Looking for more information about how - and when - career and family decisions are made, Mason and Goulden analyzed a survey of more than 800 UC Berkeley postdoctoral fellows, most of them in the biological or physical sciences. Of the study group, about 35 percent were women and, of those women, 32 percent already had at least one child. Many of the men and women in the study were married.

Survey participants were queried about how they felt about their careers, and 59 percent of the married women with children said they thought about leaving academia.

Asked about postdoctoral experiences and the quality of their mentoring, women with children reported working fewer hours per week in the lab and presenting research findings at far fewer national conferences than their male counterparts.

"With these performance indicators, you can imagine that their mentor, the professor with whom they were working, would not be as likely to recommend them for research university positions," the report said.

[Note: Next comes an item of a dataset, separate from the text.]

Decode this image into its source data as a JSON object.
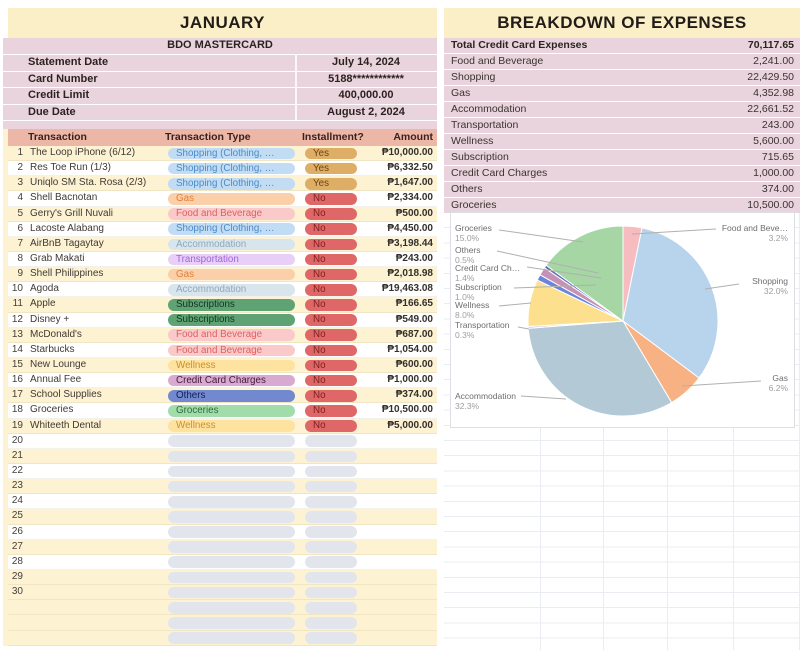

Mason said her own career history is "like many women, not at all linear and very much influenced by family responsibilities." She said she was essentially a "re-entry woman," joining the UC Berkeley faculty when her children were older.

Mason and Goulden say there are many options available to help prevent women from abandoning academia and to achieve gender equity.

Among them: mentoring graduate students about the realities as well as the rewards of an academic life and providing support for them if they have children in graduate school. The researchers also recommend providing extra childcare money if the university is already subsidizing assignments such as conference travel, stopping the tenure clock for assistant professors at a level of one year for a child, and encouraging re-entry tracks for those who leave academia for a few years. Women with families are having a hard time in the probationary period before tenure, the time period when many women have early babies, the researchers noted.

Although the Mason-Goulden research focuses on academia, the researchers say the patterns they have found are not exclusive to the university classroom or laboratory.

General reaction to the UC Berkeley-funded study has been positive, Mason said.

"But there is a fundamental reluctance to change the structure of the workplace, any workplace," she said. "Changes have been made in some universities and in many institutions and corporations, but there is still not a national commitment to do so. Universities should be the models for the rest of society."

Saturday's conference, "Persons, Processes and Places: Research and Families, Workplaces and Communities" is being sponsored by the Business and Professional Women's Foundaiton, the Alfred P. Sloan Foundation and the Center for Families at Purdue University. It began Thursday, Feb. 7, and continues through Saturday.